How much time do you budget to create a data visualization? The best visualizations, though they appear to be simple and clear, are often the result of dozens of attempts.
Demographers spend countless hours crunching data and preparing journal submissions, but not all take full advantage of data visualization, either in their exploratory analysis, or in communication of their findings. Last month, data visualization enthusiasts met at the Population Reference Bureau for a hands-on workshop as part of the Population Association of America (PAA) Conference. The 4 hour interactive workshop featured presentations from DC-based data viz expert Jon Schwabish, Dr. Tim Riffe, demographer at the Max Planck Institute for Demographic Research (MPIDR), Jonas Schoeley (MPIDR), and Dr. Audrey Dorelien of the Minnesota Population Center. While each presenter had a unique focus, a common theme was clear: your first draft visualization should never be your final visualization. This lesson was put into practice as participants shared works-in-progress, received constructive feedback, and prepared “makeovers”.
Clara Burgert and I have been working on a visualization project for over a year. The original was published last summer but we’ve been reworking it for a journal submission. Our colleagues at the data viz workshop provided constructive feedback, and we have made yet another round of changes. Some of the many stages of our chart “makeover” are presented below.
Clara’s recently published analysis looks at 27 countries and 6 child health indicators.
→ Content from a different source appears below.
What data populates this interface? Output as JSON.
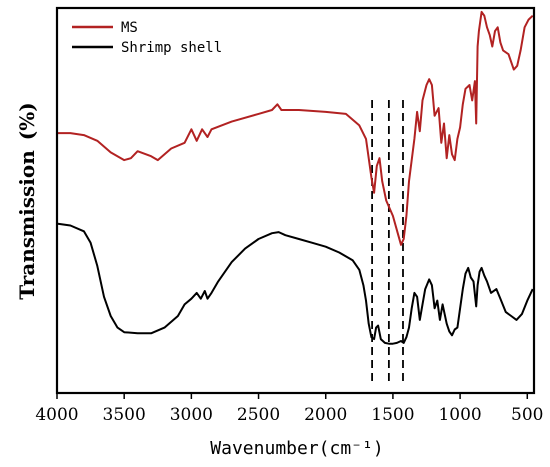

The goals of our visualization were to compare countries across these 6 indicators and to illustrate the inequity within countries, by highlighting the worst and best performing sub-national regions. While some countries have a very high measles vaccination prevalence, such as Tanzania, there are regions in Tanzania that are performing very poorly. Meanwhile, other countries have moderately good vaccination rates with very little variation among regions (like Rwanda). Our first real attempt at a publishable graphic looked like this:
One of the challenges with this first graphic was that it didn’t use color very well. Clara needed to use color to distinguish between the 6 indicators in other places in the report, so we wanted to integrate that color scheme here for consistency. Simultaneously we realized that we could also simplify our use of color in this first draft: while we had originally plotted the red circle as the lowest region, the reader doesn’t need that color to know that that plot is the lowest- it’s obvious based on the axis and the left-to-right understanding of a numerical timeline. So we tried this:
This color scheme worked better to unify the other graphics in the report, and we were feeling pretty good about it. But we still had a few concerns and questions:
- Was it okay to have the axis for the stunting indicator and under-five mortality the same size as the others even though they aren’t at the same scale?
- Was it okay that we were sorting lowest to highest, instead of ordering countries in a consistent way?
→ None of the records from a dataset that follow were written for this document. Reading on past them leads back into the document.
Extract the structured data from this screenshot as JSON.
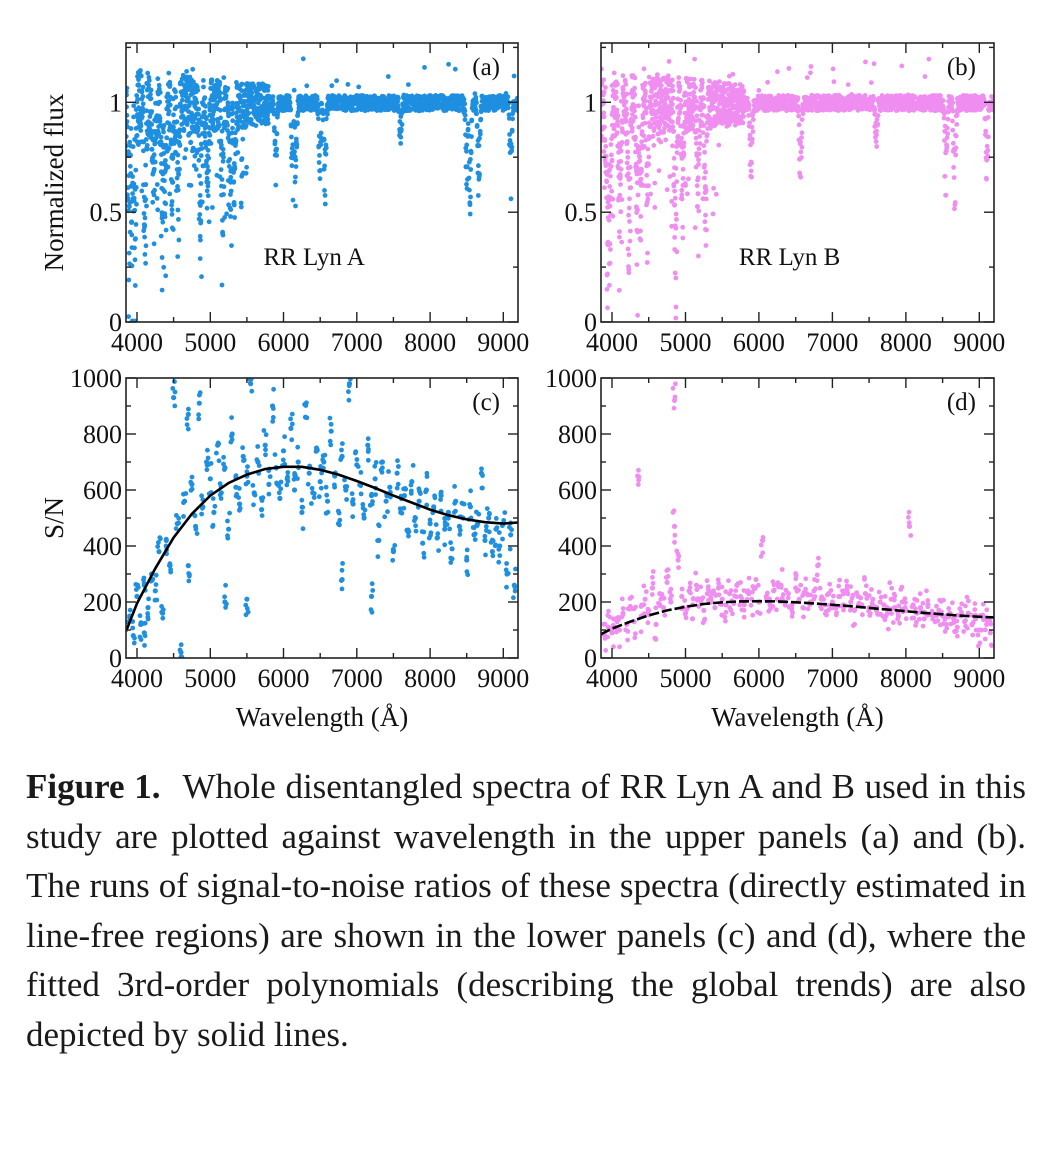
{
  "figure": {
    "label": "Figure 1.",
    "caption": "Whole disentangled spectra of RR Lyn A and B used in this study are plotted against wavelength in the upper panels (a) and (b). The runs of signal-to-noise ratios of these spectra (directly estimated in line-free regions) are shown in the lower panels (c) and (d), where the fitted 3rd-order polynomials (describing the global trends) are also depicted by solid lines."
  },
  "colors": {
    "star_a": "#1f8fe0",
    "star_b": "#ef8ef0",
    "fit": "#000000",
    "axes": "#222222"
  },
  "chart_data": [
    {
      "panel": "(a)",
      "type": "scatter",
      "annotation": "RR Lyn A",
      "xlabel": "",
      "ylabel": "Normalized flux",
      "xlim": [
        3850,
        9200
      ],
      "ylim": [
        0,
        1.27
      ],
      "xticks": [
        4000,
        5000,
        6000,
        7000,
        8000,
        9000
      ],
      "yticks": [
        0,
        0.5,
        1
      ],
      "ytick_labels": [
        "0",
        "0.5",
        "1"
      ],
      "color": "#1f8fe0",
      "continuum": 1.0,
      "absorption_lines": [
        {
          "x": 3890,
          "depth": 0.9
        },
        {
          "x": 3934,
          "depth": 0.95
        },
        {
          "x": 3970,
          "depth": 0.85
        },
        {
          "x": 4102,
          "depth": 0.7
        },
        {
          "x": 4226,
          "depth": 0.55
        },
        {
          "x": 4340,
          "depth": 0.6
        },
        {
          "x": 4383,
          "depth": 0.5
        },
        {
          "x": 4481,
          "depth": 0.45
        },
        {
          "x": 4556,
          "depth": 0.6
        },
        {
          "x": 4861,
          "depth": 0.7
        },
        {
          "x": 4957,
          "depth": 0.55
        },
        {
          "x": 5167,
          "depth": 0.6
        },
        {
          "x": 5270,
          "depth": 0.55
        },
        {
          "x": 5328,
          "depth": 0.5
        },
        {
          "x": 5890,
          "depth": 0.4
        },
        {
          "x": 6122,
          "depth": 0.5
        },
        {
          "x": 6162,
          "depth": 0.45
        },
        {
          "x": 6495,
          "depth": 0.4
        },
        {
          "x": 6563,
          "depth": 0.55
        },
        {
          "x": 7594,
          "depth": 0.22
        },
        {
          "x": 8498,
          "depth": 0.5
        },
        {
          "x": 8542,
          "depth": 0.55
        },
        {
          "x": 8662,
          "depth": 0.5
        },
        {
          "x": 9100,
          "depth": 0.45
        }
      ],
      "series": []
    },
    {
      "panel": "(b)",
      "type": "scatter",
      "annotation": "RR Lyn B",
      "xlabel": "",
      "ylabel": "",
      "xlim": [
        3850,
        9200
      ],
      "ylim": [
        0,
        1.27
      ],
      "xticks": [
        4000,
        5000,
        6000,
        7000,
        8000,
        9000
      ],
      "yticks": [
        0,
        0.5,
        1
      ],
      "ytick_labels": [
        "0",
        "0.5",
        "1"
      ],
      "color": "#ef8ef0",
      "continuum": 1.0,
      "absorption_lines": [
        {
          "x": 3934,
          "depth": 0.9
        },
        {
          "x": 3970,
          "depth": 0.85
        },
        {
          "x": 4102,
          "depth": 0.75
        },
        {
          "x": 4226,
          "depth": 0.8
        },
        {
          "x": 4340,
          "depth": 0.7
        },
        {
          "x": 4383,
          "depth": 0.65
        },
        {
          "x": 4481,
          "depth": 0.55
        },
        {
          "x": 4861,
          "depth": 0.95
        },
        {
          "x": 4957,
          "depth": 0.6
        },
        {
          "x": 5167,
          "depth": 0.55
        },
        {
          "x": 5270,
          "depth": 0.6
        },
        {
          "x": 5890,
          "depth": 0.45
        },
        {
          "x": 6563,
          "depth": 0.5
        },
        {
          "x": 7594,
          "depth": 0.25
        },
        {
          "x": 8542,
          "depth": 0.5
        },
        {
          "x": 8662,
          "depth": 0.5
        },
        {
          "x": 9100,
          "depth": 0.4
        }
      ],
      "series": []
    },
    {
      "panel": "(c)",
      "type": "scatter",
      "annotation": "",
      "xlabel": "Wavelength (Å)",
      "ylabel": "S/N",
      "xlim": [
        3850,
        9200
      ],
      "ylim": [
        0,
        1000
      ],
      "xticks": [
        4000,
        5000,
        6000,
        7000,
        8000,
        9000
      ],
      "yticks": [
        0,
        200,
        400,
        600,
        800,
        1000
      ],
      "ytick_labels": [
        "0",
        "200",
        "400",
        "600",
        "800",
        "1000"
      ],
      "color": "#1f8fe0",
      "fit": {
        "style": "solid",
        "points": [
          [
            3850,
            95
          ],
          [
            4000,
            195
          ],
          [
            4250,
            320
          ],
          [
            4500,
            430
          ],
          [
            4750,
            515
          ],
          [
            5000,
            580
          ],
          [
            5250,
            625
          ],
          [
            5500,
            655
          ],
          [
            5750,
            675
          ],
          [
            6000,
            683
          ],
          [
            6250,
            683
          ],
          [
            6500,
            672
          ],
          [
            6750,
            655
          ],
          [
            7000,
            632
          ],
          [
            7250,
            607
          ],
          [
            7500,
            580
          ],
          [
            7750,
            555
          ],
          [
            8000,
            530
          ],
          [
            8250,
            510
          ],
          [
            8500,
            495
          ],
          [
            8750,
            485
          ],
          [
            9000,
            480
          ],
          [
            9200,
            484
          ]
        ]
      },
      "scatter_points": [
        [
          3900,
          150
        ],
        [
          3950,
          80
        ],
        [
          4000,
          220
        ],
        [
          4050,
          120
        ],
        [
          4100,
          260
        ],
        [
          4150,
          180
        ],
        [
          4200,
          300
        ],
        [
          4250,
          240
        ],
        [
          4300,
          380
        ],
        [
          4350,
          160
        ],
        [
          4400,
          420
        ],
        [
          4450,
          330
        ],
        [
          4500,
          930
        ],
        [
          4550,
          480
        ],
        [
          4600,
          20
        ],
        [
          4650,
          560
        ],
        [
          4700,
          870
        ],
        [
          4750,
          620
        ],
        [
          4800,
          470
        ],
        [
          4850,
          910
        ],
        [
          4900,
          540
        ],
        [
          4950,
          700
        ],
        [
          5000,
          640
        ],
        [
          5050,
          520
        ],
        [
          5100,
          760
        ],
        [
          5150,
          590
        ],
        [
          5200,
          680
        ],
        [
          5250,
          460
        ],
        [
          5300,
          800
        ],
        [
          5350,
          610
        ],
        [
          5400,
          550
        ],
        [
          5450,
          720
        ],
        [
          5500,
          650
        ],
        [
          5550,
          980
        ],
        [
          5600,
          590
        ],
        [
          5650,
          700
        ],
        [
          5700,
          530
        ],
        [
          5750,
          760
        ],
        [
          5800,
          620
        ],
        [
          5850,
          900
        ],
        [
          5900,
          680
        ],
        [
          5950,
          570
        ],
        [
          6000,
          740
        ],
        [
          6050,
          640
        ],
        [
          6100,
          820
        ],
        [
          6150,
          600
        ],
        [
          6200,
          700
        ],
        [
          6250,
          520
        ],
        [
          6300,
          860
        ],
        [
          6350,
          660
        ],
        [
          6400,
          590
        ],
        [
          6450,
          750
        ],
        [
          6500,
          630
        ],
        [
          6550,
          700
        ],
        [
          6600,
          560
        ],
        [
          6650,
          810
        ],
        [
          6700,
          650
        ],
        [
          6750,
          480
        ],
        [
          6800,
          720
        ],
        [
          6850,
          600
        ],
        [
          6900,
          980
        ],
        [
          6950,
          550
        ],
        [
          7000,
          690
        ],
        [
          7050,
          620
        ],
        [
          7100,
          500
        ],
        [
          7150,
          760
        ],
        [
          7200,
          580
        ],
        [
          7250,
          640
        ],
        [
          7300,
          420
        ],
        [
          7350,
          700
        ],
        [
          7400,
          560
        ],
        [
          7450,
          610
        ],
        [
          7500,
          380
        ],
        [
          7550,
          660
        ],
        [
          7600,
          520
        ],
        [
          7650,
          580
        ],
        [
          7700,
          450
        ],
        [
          7750,
          630
        ],
        [
          7800,
          500
        ],
        [
          7850,
          560
        ],
        [
          7900,
          410
        ],
        [
          7950,
          600
        ],
        [
          8000,
          480
        ],
        [
          8050,
          540
        ],
        [
          8100,
          430
        ],
        [
          8150,
          580
        ],
        [
          8200,
          460
        ],
        [
          8250,
          520
        ],
        [
          8300,
          390
        ],
        [
          8350,
          560
        ],
        [
          8400,
          470
        ],
        [
          8450,
          500
        ],
        [
          8500,
          350
        ],
        [
          8550,
          540
        ],
        [
          8600,
          440
        ],
        [
          8650,
          480
        ],
        [
          8700,
          660
        ],
        [
          8750,
          420
        ],
        [
          8800,
          500
        ],
        [
          8850,
          380
        ],
        [
          8900,
          460
        ],
        [
          8950,
          400
        ],
        [
          9000,
          480
        ],
        [
          9050,
          300
        ],
        [
          9100,
          440
        ],
        [
          9150,
          260
        ],
        [
          5200,
          200
        ],
        [
          5500,
          210
        ],
        [
          6800,
          280
        ],
        [
          7200,
          220
        ],
        [
          4100,
          90
        ],
        [
          4700,
          330
        ]
      ]
    },
    {
      "panel": "(d)",
      "type": "scatter",
      "annotation": "",
      "xlabel": "Wavelength (Å)",
      "ylabel": "",
      "xlim": [
        3850,
        9200
      ],
      "ylim": [
        0,
        1000
      ],
      "xticks": [
        4000,
        5000,
        6000,
        7000,
        8000,
        9000
      ],
      "yticks": [
        0,
        200,
        400,
        600,
        800,
        1000
      ],
      "ytick_labels": [
        "0",
        "200",
        "400",
        "600",
        "800",
        "1000"
      ],
      "color": "#ef8ef0",
      "fit": {
        "style": "solid",
        "points": [
          [
            3850,
            85
          ],
          [
            4000,
            105
          ],
          [
            4250,
            130
          ],
          [
            4500,
            152
          ],
          [
            4750,
            170
          ],
          [
            5000,
            183
          ],
          [
            5250,
            193
          ],
          [
            5500,
            199
          ],
          [
            5750,
            202
          ],
          [
            6000,
            203
          ],
          [
            6250,
            202
          ],
          [
            6500,
            199
          ],
          [
            6750,
            195
          ],
          [
            7000,
            190
          ],
          [
            7250,
            185
          ],
          [
            7500,
            179
          ],
          [
            7750,
            173
          ],
          [
            8000,
            167
          ],
          [
            8250,
            161
          ],
          [
            8500,
            156
          ],
          [
            8750,
            151
          ],
          [
            9000,
            147
          ],
          [
            9200,
            145
          ]
        ]
      },
      "scatter_points": [
        [
          3900,
          80
        ],
        [
          3950,
          110
        ],
        [
          4000,
          90
        ],
        [
          4050,
          140
        ],
        [
          4100,
          100
        ],
        [
          4150,
          160
        ],
        [
          4200,
          120
        ],
        [
          4250,
          180
        ],
        [
          4300,
          130
        ],
        [
          4350,
          650
        ],
        [
          4400,
          150
        ],
        [
          4450,
          210
        ],
        [
          4500,
          170
        ],
        [
          4550,
          250
        ],
        [
          4600,
          120
        ],
        [
          4650,
          230
        ],
        [
          4700,
          180
        ],
        [
          4750,
          270
        ],
        [
          4800,
          200
        ],
        [
          4850,
          470
        ],
        [
          4900,
          350
        ],
        [
          4950,
          220
        ],
        [
          5000,
          160
        ],
        [
          5050,
          240
        ],
        [
          5100,
          190
        ],
        [
          5150,
          260
        ],
        [
          5200,
          210
        ],
        [
          5250,
          170
        ],
        [
          5300,
          230
        ],
        [
          5350,
          200
        ],
        [
          5400,
          180
        ],
        [
          5450,
          250
        ],
        [
          5500,
          210
        ],
        [
          5550,
          190
        ],
        [
          5600,
          230
        ],
        [
          5650,
          200
        ],
        [
          5700,
          260
        ],
        [
          5750,
          220
        ],
        [
          5800,
          190
        ],
        [
          5850,
          240
        ],
        [
          5900,
          210
        ],
        [
          5950,
          250
        ],
        [
          6000,
          200
        ],
        [
          6050,
          420
        ],
        [
          6100,
          220
        ],
        [
          6150,
          190
        ],
        [
          6200,
          240
        ],
        [
          6250,
          210
        ],
        [
          6300,
          260
        ],
        [
          6350,
          200
        ],
        [
          6400,
          230
        ],
        [
          6450,
          190
        ],
        [
          6500,
          250
        ],
        [
          6550,
          210
        ],
        [
          6600,
          180
        ],
        [
          6650,
          230
        ],
        [
          6700,
          200
        ],
        [
          6750,
          240
        ],
        [
          6800,
          330
        ],
        [
          6850,
          210
        ],
        [
          6900,
          190
        ],
        [
          6950,
          230
        ],
        [
          7000,
          200
        ],
        [
          7050,
          180
        ],
        [
          7100,
          220
        ],
        [
          7150,
          190
        ],
        [
          7200,
          240
        ],
        [
          7250,
          200
        ],
        [
          7300,
          170
        ],
        [
          7350,
          220
        ],
        [
          7400,
          190
        ],
        [
          7450,
          230
        ],
        [
          7500,
          180
        ],
        [
          7550,
          210
        ],
        [
          7600,
          170
        ],
        [
          7650,
          200
        ],
        [
          7700,
          190
        ],
        [
          7750,
          160
        ],
        [
          7800,
          210
        ],
        [
          7850,
          180
        ],
        [
          7900,
          150
        ],
        [
          7950,
          200
        ],
        [
          8000,
          170
        ],
        [
          8050,
          470
        ],
        [
          8100,
          190
        ],
        [
          8150,
          160
        ],
        [
          8200,
          180
        ],
        [
          8250,
          140
        ],
        [
          8300,
          190
        ],
        [
          8350,
          160
        ],
        [
          8400,
          130
        ],
        [
          8450,
          170
        ],
        [
          8500,
          150
        ],
        [
          8550,
          120
        ],
        [
          8600,
          160
        ],
        [
          8650,
          140
        ],
        [
          8700,
          110
        ],
        [
          8750,
          150
        ],
        [
          8800,
          130
        ],
        [
          8850,
          160
        ],
        [
          8900,
          120
        ],
        [
          8950,
          140
        ],
        [
          9000,
          100
        ],
        [
          9050,
          150
        ],
        [
          9100,
          120
        ],
        [
          9150,
          90
        ],
        [
          4850,
          920
        ]
      ]
    }
  ]
}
- How should we handle ordering of the data when for 4 of our indicators, a high data value is “good”, like vaccination coverage, while for 2 of our indicators, a high data value is bad, like mortality?
- Were there any formatting tweaks we could make to improve readability?
It was this version that was shared at the PAA data visualization workshop. Through the feedback of experts and colleagues, we made some final decisions:
- Change the axis of the stunting indicator to go to 100% so that it is consistent with the other percentages in the graphic. Some suggested that we move stunting and under-five mortality to a separate page to visually remind readers that the interpretation of these indicators is different (i.e., high values are bad). Ultimately, we decided that the layout of the 6 indicators was better for us in terms of publication, but agree that this is a trade-off and may confuse some less technical audiences.
- We decided to keep our sorting from low to high, as the main audience for this paper is looking at general trends, not for data for a specific country. However, reports by The DHS Program often have many audiences, and with that in mind, we created an additional graphic (not shown) that summarizes each of the indicators by country so that a stakeholder in Ghana can see his or her relevant data in one view, without searching for Ghana in each of the above graphics.
- Jon Schwabish had some quick and practical suggestions for making this graphic easier to read. His critique that it felt “heavy” resonated with us as the creators. He suggested thinning out the lines and substituting the big “X” marking the national average with a smaller circle.
There is a science to data visualization, but there is also a lot of subjectivity. Many solutions can be found only through trial and error. Often it takes time, several new sets of eyes, and dozens of drafts to settle on the best possible visualization for your data. While this is a big investment, there is growing evidence that it’s worth it. We are competing for just 1 or 2 minutes of our audience’s attention in a world filled with data and information. We hope to create a few visualizations that are worth stopping to explore.